When you ask a chef to cook a lasagne without the beef for the first time you get some funny looks – they’re naturally apprehensive – but we’re lucky to have a fantastic team. They did their own research and came back to us with ideas for more dishes and suggestions on how to give the meals maximum flavour.

The cooks’ buy-in was important and it created new learning opportunities for the children. We encouraged them to prepare food with the children and one of the ideas that came out of that was the wraps.

We always liked the idea of wraps, but it’s difficult to prepare so many, so we decided to let the children help make them and that’s been a great success.

Our staff also eat all the meals with the children, and discuss what they are putting in their bodies and why it’s good for them.

We’ve been encouraged by feedback from parents whose children have been asking for nursery dishes. So much so that we have created a cookbook.

What’s next?

The cost of providing the menu has gone up, but only with the cost of food, not because we are using more fresh ingredients. Meat and fish aren’t cheap, but neither are spinach and avocado, so I think we’ve found a good balance.

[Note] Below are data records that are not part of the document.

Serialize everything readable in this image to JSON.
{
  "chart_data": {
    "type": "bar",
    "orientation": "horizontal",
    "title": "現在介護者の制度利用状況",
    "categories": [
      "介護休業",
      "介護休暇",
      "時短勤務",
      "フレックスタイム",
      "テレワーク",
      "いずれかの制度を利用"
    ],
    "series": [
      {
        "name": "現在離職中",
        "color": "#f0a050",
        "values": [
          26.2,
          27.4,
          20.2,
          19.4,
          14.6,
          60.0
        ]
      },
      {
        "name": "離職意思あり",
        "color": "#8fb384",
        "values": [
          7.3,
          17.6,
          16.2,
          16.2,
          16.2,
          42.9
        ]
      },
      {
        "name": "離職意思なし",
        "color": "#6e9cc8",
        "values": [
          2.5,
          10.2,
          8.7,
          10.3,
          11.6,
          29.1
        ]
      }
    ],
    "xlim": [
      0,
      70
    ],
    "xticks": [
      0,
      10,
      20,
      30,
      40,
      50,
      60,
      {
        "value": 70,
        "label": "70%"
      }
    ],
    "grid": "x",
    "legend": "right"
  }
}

Next, we’re aiming for a completely organic menu for health reasons as well as environmental ones. We have the Eco Schools Award and removing pesticides from the environment is something we are passionate about.

With the new plant-based menu, we have found a structure, so hopefully the next iteration won’t be as difficult. There will always be different dishes to try and that will be a challenge, but it’s a challenge we’re looking forward to getting our teeth into.

New menu? Five things to remember when planning changes…

  • Do things gradually – this wasn’t a big leap for us but a natural progression; going from a traditional menu to a plant-based one would have been too difficult. Have an aim in mind but give it time, so you can manage children, parents and logistics.
  • Do your research – when making a menu that’s different, ensure you have plenty of information to back up your decisions.
  • Keep parents fully informed – we found this was the best policy. You can then anticipate feedback and be prepared.
  • Be prepared for complaints – make sure you have your internal processes in place and that staff know how to deal with negative feedback.
  • Involve children in meal preparation – when trying a new menu this is a good way to familiarise children with dishes so they will be more receptive to the food.

Michael Murphy is Managing Director at Portland Nurseries.